THE founder of an award-winning Malvern company has died at the age of 90.

Steve Trudgill, 90, created Malvern Instruments, which makes scientific equipment and has been a major employer in the town since 1962.

Mr Trudgill was born in Nelson, Lancashire, and started his working career aged 17 as an apprentice at the defence electronics establishment that later became QinetiQ.

This was during the early years of the war, and Mr Trudgill worked with some of the top engineers in the country to develop radar, a significant contribution to the winning of the war. He spent the next 20 years at the establishment, becoming a senior experimental officer.

Mr Trudgill married Evelyn in 1947 and at the same time started up a business repairing old televisions, which developed into a mail-order TV tube business.

In 1961, he got together with Bill Woodley and Arthur Kitson to found Precision Display Systems, with Mr Trudgill as managing director, supplying cathode-ray tube mounting units and focus coils to electronics company Ferranti.

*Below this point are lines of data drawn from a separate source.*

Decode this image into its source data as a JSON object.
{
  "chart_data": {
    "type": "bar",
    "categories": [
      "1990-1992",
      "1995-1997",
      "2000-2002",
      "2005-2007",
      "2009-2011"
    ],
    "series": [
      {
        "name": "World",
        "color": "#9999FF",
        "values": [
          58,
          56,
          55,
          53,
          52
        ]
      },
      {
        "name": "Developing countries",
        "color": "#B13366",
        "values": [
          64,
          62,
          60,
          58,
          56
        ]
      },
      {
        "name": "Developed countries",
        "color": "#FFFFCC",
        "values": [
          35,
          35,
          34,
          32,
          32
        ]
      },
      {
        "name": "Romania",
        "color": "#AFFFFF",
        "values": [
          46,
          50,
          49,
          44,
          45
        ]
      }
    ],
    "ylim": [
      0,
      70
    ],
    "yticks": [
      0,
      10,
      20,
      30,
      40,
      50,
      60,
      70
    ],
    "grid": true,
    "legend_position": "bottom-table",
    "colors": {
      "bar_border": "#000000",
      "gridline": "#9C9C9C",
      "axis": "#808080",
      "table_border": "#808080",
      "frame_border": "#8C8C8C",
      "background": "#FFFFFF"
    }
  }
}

The business expanded and in 1965, it moved to Spring Lane North. Its product portfolio expanded further and 1971 there was another move to Spring Lane South, and a name change to Malvern Instruments Ltd.

In 1977, the company won the Queen’s Award for Technological Achievement and the MacRobert award, recognising its successful development of innovative engineering ideas. It won three further Queen’s Awards between 1981 and 1988.

The success of the business attracted interest from potential buyers and Mr Trudgill sold the business to Cray in 1985, finally leaving in 1988.

Now a world-leading company employing 897 people, 375 in Malvern, it continues to develop technically innovative products, building on Mr Trudgill’s innovation and leadership.

Once he left the business, Mr Trudgill concentrated on his many hobbies, which included fly fishing, photography, motorbikes and cars, although steam locomotives were his passion, emphasised by the building of a working steam locomotive railway system in his back garden.

Mr Trudgill’s wife died in 2007. He is succeeded by four children, ten grandchildren and five great-grandchildren.